Land of the Nakhcho {Strana Nakhcho} (1929) – dir. Nikolai Lebedev

‘Land of the Nakhcho’ (1929) – dir. Nikolai Lebedev

39 mins., 35mm, b&w, silent (Russian intertitles)

Production : Sovkino

Source : Krasnogorsk Film Archive. Also viewable on YouTube here, albeit in a very poor copy, apparently lacking many of the original intertitles and the maps, and with superimposed extra-diegetic music.

Background : this film was shot in the mountains of Chechnya in 1928 and was the most ethnographic of a number of travelogues directed by Nikolai Lebedev in the late 1920s. As he himself was an outsider, with no previous knowledge of the region, he took on as a consultant Khalid Orshaev, a local playwright and government official, and creator of the Latin-based Chechen alphabet.
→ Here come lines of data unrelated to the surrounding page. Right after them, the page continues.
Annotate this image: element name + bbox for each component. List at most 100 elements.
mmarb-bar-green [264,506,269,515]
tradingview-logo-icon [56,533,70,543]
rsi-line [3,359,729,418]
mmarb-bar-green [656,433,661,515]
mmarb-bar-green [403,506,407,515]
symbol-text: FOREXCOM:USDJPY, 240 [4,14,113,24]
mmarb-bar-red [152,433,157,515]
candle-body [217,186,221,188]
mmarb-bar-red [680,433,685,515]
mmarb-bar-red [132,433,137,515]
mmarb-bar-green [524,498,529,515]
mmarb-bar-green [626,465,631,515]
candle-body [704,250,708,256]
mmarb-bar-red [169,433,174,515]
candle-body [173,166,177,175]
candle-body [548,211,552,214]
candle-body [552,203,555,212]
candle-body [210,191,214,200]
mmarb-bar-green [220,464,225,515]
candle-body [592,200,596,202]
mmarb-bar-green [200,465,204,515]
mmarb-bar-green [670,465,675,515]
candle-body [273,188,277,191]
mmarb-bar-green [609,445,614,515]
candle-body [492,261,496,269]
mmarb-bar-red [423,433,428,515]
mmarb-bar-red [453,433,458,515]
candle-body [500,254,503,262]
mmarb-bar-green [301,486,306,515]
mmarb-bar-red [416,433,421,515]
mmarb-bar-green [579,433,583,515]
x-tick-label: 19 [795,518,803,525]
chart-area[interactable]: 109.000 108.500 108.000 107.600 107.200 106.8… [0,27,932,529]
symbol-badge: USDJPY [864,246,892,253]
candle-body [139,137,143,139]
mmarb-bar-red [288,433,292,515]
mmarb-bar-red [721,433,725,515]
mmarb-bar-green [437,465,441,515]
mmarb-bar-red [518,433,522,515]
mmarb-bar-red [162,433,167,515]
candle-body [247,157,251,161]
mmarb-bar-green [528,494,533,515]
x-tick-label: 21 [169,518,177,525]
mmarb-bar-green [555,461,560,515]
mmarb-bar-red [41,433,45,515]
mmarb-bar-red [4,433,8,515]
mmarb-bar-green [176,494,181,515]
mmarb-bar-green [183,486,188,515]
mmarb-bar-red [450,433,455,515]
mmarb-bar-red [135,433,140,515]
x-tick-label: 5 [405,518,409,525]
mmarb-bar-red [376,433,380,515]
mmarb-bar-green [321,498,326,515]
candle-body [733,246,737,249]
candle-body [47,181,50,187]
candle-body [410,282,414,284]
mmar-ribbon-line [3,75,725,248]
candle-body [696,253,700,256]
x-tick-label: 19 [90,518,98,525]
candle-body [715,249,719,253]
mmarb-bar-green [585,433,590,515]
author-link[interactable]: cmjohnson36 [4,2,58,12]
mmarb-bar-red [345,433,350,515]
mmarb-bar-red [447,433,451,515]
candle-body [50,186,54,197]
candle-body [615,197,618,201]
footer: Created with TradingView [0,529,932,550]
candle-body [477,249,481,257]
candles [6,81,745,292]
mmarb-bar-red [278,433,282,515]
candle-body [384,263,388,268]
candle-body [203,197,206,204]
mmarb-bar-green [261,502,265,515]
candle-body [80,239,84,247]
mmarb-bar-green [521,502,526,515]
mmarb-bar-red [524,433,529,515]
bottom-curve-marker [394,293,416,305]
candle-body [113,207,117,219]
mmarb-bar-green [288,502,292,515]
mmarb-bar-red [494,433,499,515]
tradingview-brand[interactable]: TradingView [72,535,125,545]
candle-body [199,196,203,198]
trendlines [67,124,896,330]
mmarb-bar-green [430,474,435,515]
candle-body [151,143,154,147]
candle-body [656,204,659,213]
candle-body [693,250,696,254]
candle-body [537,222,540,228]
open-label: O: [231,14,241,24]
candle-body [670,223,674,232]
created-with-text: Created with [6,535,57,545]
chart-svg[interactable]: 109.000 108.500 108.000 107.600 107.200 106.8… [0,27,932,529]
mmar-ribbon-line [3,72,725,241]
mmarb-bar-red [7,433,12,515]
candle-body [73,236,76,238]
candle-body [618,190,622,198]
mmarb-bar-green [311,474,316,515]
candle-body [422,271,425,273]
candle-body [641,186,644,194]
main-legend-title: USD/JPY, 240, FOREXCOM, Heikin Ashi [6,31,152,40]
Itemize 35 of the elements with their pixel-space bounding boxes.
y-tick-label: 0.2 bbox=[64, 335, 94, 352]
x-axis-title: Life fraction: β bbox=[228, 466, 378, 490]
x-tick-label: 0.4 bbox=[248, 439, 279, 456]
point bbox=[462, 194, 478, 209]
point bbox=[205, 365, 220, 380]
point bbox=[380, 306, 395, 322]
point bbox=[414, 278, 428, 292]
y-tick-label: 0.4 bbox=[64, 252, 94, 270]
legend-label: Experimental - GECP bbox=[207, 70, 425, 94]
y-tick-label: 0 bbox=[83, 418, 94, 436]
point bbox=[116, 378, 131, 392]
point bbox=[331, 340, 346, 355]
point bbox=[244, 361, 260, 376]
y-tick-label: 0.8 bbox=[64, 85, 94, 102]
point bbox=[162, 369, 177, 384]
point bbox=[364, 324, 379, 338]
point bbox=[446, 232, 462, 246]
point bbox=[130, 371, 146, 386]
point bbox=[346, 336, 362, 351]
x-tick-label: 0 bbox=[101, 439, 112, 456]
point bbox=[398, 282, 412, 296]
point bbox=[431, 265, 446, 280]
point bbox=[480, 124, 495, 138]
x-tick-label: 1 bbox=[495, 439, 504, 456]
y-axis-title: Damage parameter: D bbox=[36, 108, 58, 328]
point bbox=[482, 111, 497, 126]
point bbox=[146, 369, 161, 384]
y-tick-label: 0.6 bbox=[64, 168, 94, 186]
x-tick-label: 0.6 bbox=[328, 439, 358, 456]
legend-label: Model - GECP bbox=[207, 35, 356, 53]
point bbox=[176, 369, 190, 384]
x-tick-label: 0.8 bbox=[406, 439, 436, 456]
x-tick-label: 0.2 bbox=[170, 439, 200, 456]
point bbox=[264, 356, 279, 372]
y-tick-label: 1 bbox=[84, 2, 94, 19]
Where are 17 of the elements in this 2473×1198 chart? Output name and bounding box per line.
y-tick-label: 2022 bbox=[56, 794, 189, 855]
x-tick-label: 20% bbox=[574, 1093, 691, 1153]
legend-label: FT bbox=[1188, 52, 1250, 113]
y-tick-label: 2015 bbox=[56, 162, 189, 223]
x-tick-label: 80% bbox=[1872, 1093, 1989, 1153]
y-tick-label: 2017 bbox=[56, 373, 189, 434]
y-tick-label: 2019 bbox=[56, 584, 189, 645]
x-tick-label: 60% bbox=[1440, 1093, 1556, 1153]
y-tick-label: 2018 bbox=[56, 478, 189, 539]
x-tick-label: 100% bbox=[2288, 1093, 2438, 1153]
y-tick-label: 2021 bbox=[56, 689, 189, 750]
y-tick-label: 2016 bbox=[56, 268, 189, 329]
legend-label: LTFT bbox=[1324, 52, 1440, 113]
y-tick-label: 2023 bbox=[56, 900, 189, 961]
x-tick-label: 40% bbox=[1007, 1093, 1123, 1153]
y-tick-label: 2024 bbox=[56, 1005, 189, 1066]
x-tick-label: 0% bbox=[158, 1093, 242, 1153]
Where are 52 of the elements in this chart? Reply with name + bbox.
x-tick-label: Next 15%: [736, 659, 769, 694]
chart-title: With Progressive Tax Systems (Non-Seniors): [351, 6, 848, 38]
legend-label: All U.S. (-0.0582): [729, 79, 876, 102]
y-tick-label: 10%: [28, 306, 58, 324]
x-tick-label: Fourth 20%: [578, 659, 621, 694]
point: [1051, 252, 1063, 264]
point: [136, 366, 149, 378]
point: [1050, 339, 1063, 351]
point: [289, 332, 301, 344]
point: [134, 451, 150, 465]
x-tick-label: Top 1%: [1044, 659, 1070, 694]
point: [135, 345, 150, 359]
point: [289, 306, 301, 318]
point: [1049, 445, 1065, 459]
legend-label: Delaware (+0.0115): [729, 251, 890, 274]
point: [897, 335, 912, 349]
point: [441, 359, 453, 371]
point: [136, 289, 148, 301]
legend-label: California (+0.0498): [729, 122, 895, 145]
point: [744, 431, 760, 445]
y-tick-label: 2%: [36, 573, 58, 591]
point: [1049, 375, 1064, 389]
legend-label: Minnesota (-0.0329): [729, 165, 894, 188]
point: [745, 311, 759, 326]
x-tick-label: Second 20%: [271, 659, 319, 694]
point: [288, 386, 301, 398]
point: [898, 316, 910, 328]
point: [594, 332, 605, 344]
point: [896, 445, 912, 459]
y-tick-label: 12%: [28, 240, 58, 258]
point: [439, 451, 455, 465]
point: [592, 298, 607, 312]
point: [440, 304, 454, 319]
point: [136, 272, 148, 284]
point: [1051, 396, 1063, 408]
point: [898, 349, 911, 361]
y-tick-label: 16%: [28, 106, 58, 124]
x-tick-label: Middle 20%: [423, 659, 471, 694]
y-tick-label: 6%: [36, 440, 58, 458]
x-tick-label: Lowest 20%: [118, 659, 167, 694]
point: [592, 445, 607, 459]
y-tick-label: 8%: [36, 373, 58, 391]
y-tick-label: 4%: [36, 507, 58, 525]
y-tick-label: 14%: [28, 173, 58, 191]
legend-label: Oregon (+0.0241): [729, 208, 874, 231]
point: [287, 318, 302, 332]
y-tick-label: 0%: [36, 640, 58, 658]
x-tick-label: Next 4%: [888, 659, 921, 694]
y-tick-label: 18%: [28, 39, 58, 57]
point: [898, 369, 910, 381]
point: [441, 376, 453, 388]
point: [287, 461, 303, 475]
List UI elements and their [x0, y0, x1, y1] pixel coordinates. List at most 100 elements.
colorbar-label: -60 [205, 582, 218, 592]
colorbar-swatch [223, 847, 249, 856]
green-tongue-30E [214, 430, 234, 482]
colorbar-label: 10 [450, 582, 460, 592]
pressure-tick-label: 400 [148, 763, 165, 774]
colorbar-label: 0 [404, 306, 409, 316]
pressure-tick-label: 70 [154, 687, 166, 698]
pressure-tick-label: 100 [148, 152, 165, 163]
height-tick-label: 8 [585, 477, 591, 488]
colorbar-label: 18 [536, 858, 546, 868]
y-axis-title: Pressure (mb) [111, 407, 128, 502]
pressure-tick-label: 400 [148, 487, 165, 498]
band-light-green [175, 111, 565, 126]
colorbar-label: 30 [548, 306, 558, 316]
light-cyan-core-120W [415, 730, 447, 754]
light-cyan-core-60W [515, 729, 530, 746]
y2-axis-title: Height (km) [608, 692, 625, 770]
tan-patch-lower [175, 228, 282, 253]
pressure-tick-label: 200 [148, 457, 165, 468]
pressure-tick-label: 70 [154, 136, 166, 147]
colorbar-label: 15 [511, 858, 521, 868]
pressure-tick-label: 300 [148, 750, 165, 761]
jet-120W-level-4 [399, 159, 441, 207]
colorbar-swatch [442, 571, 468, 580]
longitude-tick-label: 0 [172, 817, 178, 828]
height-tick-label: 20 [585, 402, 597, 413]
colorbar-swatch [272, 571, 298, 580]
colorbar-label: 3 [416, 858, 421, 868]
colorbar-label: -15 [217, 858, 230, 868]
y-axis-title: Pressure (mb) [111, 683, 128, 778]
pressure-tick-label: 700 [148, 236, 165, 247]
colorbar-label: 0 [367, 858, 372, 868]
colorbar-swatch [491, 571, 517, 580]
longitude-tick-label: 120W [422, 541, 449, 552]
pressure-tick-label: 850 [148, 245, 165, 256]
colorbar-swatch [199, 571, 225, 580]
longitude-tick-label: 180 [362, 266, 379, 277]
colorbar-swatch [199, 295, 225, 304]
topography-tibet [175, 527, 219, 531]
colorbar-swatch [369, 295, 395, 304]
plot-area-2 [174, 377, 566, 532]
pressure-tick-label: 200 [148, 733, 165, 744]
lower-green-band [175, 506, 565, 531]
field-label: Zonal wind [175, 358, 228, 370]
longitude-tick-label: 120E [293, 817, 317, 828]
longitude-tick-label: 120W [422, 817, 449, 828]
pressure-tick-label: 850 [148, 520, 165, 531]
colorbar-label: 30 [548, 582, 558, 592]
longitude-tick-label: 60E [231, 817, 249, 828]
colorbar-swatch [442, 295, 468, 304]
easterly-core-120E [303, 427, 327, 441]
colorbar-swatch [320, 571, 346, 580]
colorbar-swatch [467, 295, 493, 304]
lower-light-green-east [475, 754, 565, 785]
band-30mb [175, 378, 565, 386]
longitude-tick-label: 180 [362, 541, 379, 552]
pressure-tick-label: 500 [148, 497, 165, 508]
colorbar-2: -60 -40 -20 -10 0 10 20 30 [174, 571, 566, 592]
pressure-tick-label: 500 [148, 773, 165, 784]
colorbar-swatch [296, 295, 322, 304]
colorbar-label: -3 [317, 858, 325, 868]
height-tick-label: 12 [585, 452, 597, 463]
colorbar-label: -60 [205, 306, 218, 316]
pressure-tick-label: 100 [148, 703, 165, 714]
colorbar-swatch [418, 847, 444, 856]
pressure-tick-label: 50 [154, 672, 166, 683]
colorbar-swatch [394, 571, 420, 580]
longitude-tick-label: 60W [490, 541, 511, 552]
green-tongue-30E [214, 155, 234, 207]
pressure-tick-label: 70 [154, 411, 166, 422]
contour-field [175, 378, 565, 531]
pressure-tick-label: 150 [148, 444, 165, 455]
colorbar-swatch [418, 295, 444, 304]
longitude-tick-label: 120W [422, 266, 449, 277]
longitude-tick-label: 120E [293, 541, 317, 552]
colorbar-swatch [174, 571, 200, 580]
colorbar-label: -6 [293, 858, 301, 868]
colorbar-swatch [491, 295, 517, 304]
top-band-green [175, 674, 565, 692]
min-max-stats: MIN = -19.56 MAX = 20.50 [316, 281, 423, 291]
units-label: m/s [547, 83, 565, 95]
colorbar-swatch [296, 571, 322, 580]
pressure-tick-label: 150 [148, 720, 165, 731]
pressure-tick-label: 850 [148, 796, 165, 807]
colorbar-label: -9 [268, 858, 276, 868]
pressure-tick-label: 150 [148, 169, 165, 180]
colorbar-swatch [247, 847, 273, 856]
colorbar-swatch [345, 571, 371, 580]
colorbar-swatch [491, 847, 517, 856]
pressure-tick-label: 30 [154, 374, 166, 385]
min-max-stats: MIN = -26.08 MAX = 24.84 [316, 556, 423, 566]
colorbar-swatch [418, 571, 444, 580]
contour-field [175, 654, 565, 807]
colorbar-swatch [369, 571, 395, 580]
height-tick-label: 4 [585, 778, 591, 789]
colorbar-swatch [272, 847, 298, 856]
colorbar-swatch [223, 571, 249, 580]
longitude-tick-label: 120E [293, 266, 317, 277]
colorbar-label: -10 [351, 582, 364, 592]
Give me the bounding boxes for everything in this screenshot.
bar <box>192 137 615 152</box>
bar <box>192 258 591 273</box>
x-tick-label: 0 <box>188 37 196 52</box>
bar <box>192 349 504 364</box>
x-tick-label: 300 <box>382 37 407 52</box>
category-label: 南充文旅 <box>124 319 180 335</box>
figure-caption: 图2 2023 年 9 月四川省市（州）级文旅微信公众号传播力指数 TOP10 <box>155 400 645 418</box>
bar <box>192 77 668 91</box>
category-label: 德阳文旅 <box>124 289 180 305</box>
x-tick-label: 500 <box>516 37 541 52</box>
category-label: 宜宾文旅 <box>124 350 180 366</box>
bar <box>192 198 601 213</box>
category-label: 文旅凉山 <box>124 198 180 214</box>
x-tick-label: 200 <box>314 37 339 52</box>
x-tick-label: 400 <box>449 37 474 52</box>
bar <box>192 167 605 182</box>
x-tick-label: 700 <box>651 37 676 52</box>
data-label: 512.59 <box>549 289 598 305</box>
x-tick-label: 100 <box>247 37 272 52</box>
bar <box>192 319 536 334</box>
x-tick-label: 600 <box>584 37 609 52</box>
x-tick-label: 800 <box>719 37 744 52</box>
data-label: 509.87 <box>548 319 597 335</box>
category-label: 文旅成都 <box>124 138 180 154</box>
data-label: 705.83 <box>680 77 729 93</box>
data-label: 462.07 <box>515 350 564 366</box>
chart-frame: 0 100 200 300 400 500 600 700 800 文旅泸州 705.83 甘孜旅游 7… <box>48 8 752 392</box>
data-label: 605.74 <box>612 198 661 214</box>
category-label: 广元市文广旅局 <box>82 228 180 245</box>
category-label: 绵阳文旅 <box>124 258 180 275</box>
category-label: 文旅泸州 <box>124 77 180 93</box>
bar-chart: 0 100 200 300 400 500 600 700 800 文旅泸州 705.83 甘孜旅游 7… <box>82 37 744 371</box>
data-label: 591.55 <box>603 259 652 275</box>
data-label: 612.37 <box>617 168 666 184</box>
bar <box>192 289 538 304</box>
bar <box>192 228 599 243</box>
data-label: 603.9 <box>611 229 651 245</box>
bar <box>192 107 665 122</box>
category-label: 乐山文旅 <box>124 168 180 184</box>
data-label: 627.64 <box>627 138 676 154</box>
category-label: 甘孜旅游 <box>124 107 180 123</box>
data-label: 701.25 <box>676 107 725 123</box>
It is perhaps on account of his influence that original working title of the film was changed from ‘Chechnya’ to ‘Land of the Nakhcho’, the latter being the name that the Chechens use of themselves.

Lebedev was also fortunate to have with him the  highly skilled cameraman, Ivan Beliakov, an associate of Dziga Vertov and one of the original ‘Kinoks’.

Content :  In overall structure, Land of the Nakhcho  conforms in many ways to the conventional Soviet travelogue format of the period: it begins with shots of the natural environment in the Caucasus, continues with sequences dedicated to traditional Chechen subsistence and craft activities, followed by some general scenes of village life, a market and various examples of religious practice, before the dramatic appearance of a line of tractors, about three quarters of the way into the film, heralds the arrival of the Soviet presence and modernity.

The film then concludes with sequences of modern farming practices, oil wells, road-building, hospitals, literacy programmes and gymnastics, before culminating in  a sequence showing the collective resolution of a traditional blood feud with the previously unimaginable active participation of the women.

However, there are number of features of this film that raise it above the norm for this genre of film. One is an opening sequence in which a Chechen declares directly to the camera that he will serve as a guide for the film which will therefore show the region as it really is, from an insider’s perspective.

Yet although the film begins by denouncing popular stereotypes about the Caucasus, as it proceeds, the generally positive view that it offers of the Chechens’ traditional way of life begins to crumble until about half-way into the film, after a long sequence of scenes showing women hard at work on a broad variety of tasks, a group of men are shown doing nothing. This is followed shortly thereafter by an intertitle declaring ‘Aged forty, a Chechen woman is an old wreck’, a close-up portrait of a woman, who looks to be in her seventies, and a shot from afar of a woman struggling up a hill with a heavy burden.

Another distinctive feature of the film is the quality of the cinematography performed by Beliakov. This is particularly evident  in the sequence showing the zikr, an all-male ecstatic Quadiriya Sufi dance that is performed in a circle to the sound of circular hand drums, clapping and chanting. The combination of exemplary shooting and inspired editing make this the  high point of the film from a purely cinematographic point of view.

From ethnographic point of view, however, perhaps the most interesting sequence is the one showing the resolution of the traditional blood feud in which the film culminates. Here too, it seems likely that the consultant Khalid Orshaev would have had an influence since his own first theatrical work as a playwright, The Law of the Fathers, had been precisely about the vendettas associated with such blood feuds, which were still on-going in the Caucasus region at the time of filming.